Peter Orzsag, director of the Office of Management and Budget, has made a big change in the way the Obama administration keeps track of jobs created by the stimulus bill.
Instead of trying to count all the jobs “created or saved” by the $787 billion legislation, the White House will now count all jobs funded by the bill, according to a Dec. 18 memo written by the OMB chief.
OMB says doing this will help improve data quality and improve the public’s understanding of the numbers, but some Republican critics view it as a calculated move towards boosting the overall jobs created by the bill.
“Instead of trying to define jobs created or saved this will look at jobs funded by the Recovery Act,” OMB spokesman Tom Gavin told The Washington Times.

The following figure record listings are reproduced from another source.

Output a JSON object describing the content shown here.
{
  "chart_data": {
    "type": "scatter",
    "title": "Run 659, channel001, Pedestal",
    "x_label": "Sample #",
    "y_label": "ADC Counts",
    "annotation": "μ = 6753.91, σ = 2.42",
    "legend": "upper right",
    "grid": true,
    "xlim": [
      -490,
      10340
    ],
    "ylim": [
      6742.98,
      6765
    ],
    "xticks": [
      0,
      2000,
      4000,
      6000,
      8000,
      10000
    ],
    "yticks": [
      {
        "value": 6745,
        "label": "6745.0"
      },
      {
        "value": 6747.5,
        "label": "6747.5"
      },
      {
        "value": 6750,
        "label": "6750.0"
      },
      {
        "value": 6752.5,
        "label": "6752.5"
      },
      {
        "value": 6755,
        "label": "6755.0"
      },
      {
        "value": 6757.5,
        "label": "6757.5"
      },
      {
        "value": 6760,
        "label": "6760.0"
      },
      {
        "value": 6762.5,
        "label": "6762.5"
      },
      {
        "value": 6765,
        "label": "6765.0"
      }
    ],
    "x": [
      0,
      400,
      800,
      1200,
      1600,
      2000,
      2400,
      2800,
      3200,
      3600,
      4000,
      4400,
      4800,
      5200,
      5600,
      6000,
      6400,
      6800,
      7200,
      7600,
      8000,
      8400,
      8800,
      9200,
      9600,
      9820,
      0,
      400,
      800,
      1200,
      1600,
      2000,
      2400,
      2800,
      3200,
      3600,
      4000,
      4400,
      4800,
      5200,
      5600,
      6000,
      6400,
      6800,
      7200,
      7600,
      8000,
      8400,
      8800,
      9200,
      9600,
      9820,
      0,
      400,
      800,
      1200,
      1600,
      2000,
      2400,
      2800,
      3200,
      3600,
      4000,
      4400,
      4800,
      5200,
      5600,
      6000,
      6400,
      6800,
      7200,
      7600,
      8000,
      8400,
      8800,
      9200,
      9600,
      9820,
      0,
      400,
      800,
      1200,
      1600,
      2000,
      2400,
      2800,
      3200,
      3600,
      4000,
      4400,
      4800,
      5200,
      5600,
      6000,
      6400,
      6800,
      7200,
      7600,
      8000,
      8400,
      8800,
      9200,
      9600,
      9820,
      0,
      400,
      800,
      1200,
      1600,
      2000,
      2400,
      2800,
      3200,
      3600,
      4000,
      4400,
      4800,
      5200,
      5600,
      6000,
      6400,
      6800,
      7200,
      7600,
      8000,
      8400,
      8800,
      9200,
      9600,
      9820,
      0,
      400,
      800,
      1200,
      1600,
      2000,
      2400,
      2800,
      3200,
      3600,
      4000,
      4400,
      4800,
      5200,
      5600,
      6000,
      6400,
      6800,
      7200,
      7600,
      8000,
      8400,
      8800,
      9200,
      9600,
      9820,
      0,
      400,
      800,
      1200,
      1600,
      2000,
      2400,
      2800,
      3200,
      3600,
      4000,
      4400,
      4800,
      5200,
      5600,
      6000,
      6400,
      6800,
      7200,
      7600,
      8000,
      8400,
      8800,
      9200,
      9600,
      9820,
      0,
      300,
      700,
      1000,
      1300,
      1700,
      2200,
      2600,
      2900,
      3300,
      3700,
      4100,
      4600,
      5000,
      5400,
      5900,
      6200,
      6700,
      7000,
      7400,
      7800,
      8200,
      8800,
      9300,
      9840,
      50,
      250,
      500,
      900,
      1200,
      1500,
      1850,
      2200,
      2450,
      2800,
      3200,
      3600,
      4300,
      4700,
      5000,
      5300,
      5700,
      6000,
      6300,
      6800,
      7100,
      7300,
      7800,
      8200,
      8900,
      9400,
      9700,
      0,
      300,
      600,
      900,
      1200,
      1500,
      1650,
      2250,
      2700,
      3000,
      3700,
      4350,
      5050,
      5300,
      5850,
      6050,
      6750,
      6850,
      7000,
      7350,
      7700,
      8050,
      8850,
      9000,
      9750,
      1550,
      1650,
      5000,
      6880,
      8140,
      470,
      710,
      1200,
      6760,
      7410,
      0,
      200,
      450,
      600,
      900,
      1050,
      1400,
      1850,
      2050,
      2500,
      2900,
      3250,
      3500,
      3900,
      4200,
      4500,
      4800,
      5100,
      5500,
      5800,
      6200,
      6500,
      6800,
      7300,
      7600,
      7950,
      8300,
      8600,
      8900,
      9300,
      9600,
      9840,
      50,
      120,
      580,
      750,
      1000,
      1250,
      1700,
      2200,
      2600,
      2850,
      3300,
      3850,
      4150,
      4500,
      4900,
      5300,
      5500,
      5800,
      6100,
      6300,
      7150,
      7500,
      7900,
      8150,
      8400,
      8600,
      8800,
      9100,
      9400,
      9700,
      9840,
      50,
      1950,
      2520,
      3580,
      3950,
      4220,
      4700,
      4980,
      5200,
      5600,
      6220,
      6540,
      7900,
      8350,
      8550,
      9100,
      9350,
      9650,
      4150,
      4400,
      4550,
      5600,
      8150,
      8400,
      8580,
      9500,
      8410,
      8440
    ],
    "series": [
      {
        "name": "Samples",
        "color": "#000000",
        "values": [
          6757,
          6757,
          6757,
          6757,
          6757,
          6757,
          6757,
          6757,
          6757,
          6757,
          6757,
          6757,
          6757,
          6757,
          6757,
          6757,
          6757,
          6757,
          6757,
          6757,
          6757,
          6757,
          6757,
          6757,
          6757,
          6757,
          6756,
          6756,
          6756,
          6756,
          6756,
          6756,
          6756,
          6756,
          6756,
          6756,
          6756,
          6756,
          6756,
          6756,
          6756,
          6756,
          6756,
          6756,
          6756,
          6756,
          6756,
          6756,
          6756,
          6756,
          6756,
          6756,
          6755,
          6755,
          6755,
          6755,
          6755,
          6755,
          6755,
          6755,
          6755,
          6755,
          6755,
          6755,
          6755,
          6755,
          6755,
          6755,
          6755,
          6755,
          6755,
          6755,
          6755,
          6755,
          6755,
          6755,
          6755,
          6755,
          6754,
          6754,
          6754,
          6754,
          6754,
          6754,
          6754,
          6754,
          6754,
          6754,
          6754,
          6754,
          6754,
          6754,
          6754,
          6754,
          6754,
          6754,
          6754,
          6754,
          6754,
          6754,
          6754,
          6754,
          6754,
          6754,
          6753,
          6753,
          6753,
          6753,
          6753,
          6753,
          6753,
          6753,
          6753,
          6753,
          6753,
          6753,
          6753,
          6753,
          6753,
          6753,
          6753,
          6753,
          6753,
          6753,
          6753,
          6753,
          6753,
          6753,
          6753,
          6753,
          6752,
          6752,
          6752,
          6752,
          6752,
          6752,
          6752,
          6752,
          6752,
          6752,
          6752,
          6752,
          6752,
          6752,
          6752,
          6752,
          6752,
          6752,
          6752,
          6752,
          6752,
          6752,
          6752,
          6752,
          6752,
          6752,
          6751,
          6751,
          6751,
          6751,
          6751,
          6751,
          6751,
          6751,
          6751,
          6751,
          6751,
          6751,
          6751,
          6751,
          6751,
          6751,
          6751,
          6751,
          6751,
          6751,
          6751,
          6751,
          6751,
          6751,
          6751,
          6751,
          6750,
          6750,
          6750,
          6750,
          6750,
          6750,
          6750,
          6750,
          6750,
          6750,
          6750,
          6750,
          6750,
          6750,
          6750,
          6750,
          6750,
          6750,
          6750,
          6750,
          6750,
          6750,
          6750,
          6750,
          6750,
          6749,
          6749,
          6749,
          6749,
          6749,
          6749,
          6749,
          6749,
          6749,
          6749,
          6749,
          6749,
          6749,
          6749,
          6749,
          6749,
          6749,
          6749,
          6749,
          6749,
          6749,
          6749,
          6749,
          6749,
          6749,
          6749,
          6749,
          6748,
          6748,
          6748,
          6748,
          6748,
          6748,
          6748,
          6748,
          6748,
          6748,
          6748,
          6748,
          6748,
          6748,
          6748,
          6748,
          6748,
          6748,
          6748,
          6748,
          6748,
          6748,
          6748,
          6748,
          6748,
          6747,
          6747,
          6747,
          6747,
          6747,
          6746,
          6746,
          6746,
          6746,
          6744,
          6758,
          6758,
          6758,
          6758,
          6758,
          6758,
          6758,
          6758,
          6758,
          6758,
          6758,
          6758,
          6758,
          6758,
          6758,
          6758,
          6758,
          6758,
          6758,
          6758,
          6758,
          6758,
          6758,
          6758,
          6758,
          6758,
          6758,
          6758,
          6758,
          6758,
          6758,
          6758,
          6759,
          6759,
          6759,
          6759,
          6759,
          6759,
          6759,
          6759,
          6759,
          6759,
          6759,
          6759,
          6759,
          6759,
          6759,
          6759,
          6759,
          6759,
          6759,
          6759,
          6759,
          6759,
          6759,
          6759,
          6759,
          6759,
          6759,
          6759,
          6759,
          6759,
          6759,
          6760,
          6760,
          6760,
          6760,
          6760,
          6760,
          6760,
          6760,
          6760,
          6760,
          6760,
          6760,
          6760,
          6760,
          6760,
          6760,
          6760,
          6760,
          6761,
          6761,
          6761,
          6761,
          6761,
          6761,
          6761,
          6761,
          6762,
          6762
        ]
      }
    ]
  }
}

“No one understood what created or saved meant,” he added. “So we are using a more easy to understand definition.” He also noted that the Government Accountability Office recommended these changes in a report issued last fall.
Rep. Darrell Issa, California Republican, sees it otherwise. He argues there is a political motive behind the changes and that counting jobs that existed before the stimulus was passed or may have existed without stimulus funding is misleading.
“The Administration appears to be revising its criteria to embrace and tout claims about jobs it knows it didn’t create or save,” he said in a statement. “Their new definition is, ‘if we spend taxpayer money, we’re successful.’”
Mr. Gavin responded to these complains by saying “a lot of people who are complaining about this change are the very same people who were complaining two or three months ago the system was too complicated.”
In addition to counting all jobs funded by the bill, the government will stop tracking the total number of jobs “created or saved” in a cumulative manner and will instead report the number of jobs funded on a quarterly basis. Mr. Issa argues this will make it difficult to identify which jobs have been newly created and those that have been “carried over” from the previous quarter.
The congressman drew attention to these policy changes on Friday by firing off a letter to Earl Devaney, chairman of the Recovery Accountability and Transparency Board, who is tasked with tracking all the spending on Recovery.gov, the government website that shows the public where the money is going.
The website currently lists 640,329 jobs that have been “created/saved as reported by recipients.” Mr. Issa is requesting that label be changed to reflect the number of jobs funded by the stimulus bill.
Ed Pound, communications director for the Recovery Accountability and Transparency Board, could not say whether the changes would be made at this time.
“As always Mr. Devaney will give Mr. Issa’s letter considerable thought and we will get back to him within the time frame cited in the letter,” he said.